The euro/dollar pair ended the session down 0.12% at $1.1617. However, it ended the week up 0.51% as risk appetite deteriorated amid growing speculation that the Fed will pause its rate-cutting cycle next month. However, the pair's close above $1.16 still sets the stage for further gains.
Against the Japanese yen, the dollar weakened 0.02% to 154.52 yen but still managed to gain 0.7% on the week. The yen remains under pressure as the new government led by Sanae Takaichi signals a more aggressive approach to fiscal policy. In addition, the Bank of Japan's (BoJ) cautious stance on tightening monetary policy also weighs on the currency.

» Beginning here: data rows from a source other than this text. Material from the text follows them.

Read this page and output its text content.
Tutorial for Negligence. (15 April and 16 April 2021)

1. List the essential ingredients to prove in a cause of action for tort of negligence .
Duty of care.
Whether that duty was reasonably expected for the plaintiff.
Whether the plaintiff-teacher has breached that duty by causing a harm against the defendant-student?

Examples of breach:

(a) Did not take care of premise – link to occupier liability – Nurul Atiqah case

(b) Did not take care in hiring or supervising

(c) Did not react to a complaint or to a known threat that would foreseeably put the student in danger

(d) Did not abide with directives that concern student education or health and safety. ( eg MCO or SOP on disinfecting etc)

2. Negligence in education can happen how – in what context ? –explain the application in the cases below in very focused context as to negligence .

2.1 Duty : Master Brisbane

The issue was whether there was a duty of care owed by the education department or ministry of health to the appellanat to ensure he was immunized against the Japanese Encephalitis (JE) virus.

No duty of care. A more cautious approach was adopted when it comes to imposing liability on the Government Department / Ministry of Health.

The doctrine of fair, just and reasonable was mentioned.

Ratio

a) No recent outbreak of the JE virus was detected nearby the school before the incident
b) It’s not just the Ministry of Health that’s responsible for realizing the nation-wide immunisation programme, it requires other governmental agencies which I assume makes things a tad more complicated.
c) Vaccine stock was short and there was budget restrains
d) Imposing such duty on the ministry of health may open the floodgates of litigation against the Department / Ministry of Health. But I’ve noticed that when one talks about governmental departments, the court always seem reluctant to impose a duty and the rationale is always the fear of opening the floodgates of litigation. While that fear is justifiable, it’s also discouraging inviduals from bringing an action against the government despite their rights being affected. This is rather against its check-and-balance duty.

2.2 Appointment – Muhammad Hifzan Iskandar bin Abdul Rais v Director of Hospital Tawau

A slew of economic data delayed by the US government shutdown will begin to be released next week, and risk sentiment has been hit by concerns about lofty equity valuations and uncertainty over Fed policy.
Several Fed officials have expressed caution about further easing, citing inflation concerns and a lack of key job market data, suggesting the Fed may not commit to a series of rate cuts at its final meeting of 2025.
The market is now pricing in a 41% chance the Fed will cut rates by 25 basis points at its December meeting.
Lou Brien, a strategist at investment brokerage DRW Trading, said the market was somewhat chaotic due to the lack of data and investors reacting to comments from Fed officials. He said the release of US economic data was likely to increase market volatility, which has been reduced in recent weeks due to the lack of data.
Foreign exchange strategists at investment bank Bank of America (BofA) noted that volatility has also declined as interest rate differentials have reached new lows. This comes as several central banks, including the European Central Bank (ECB), are nearing the end of their monetary easing cycles.
BofA now expects interest rate differential volatility and its impact on FX markets to increase as US economic data releases, not to mention significant uncertainty around the BoJ’s interest rate guidance. This environment could reduce the attractiveness of yen investments, help the dollar appreciate, and maintain significant buying pressure on USD/JPY in the coming weeks.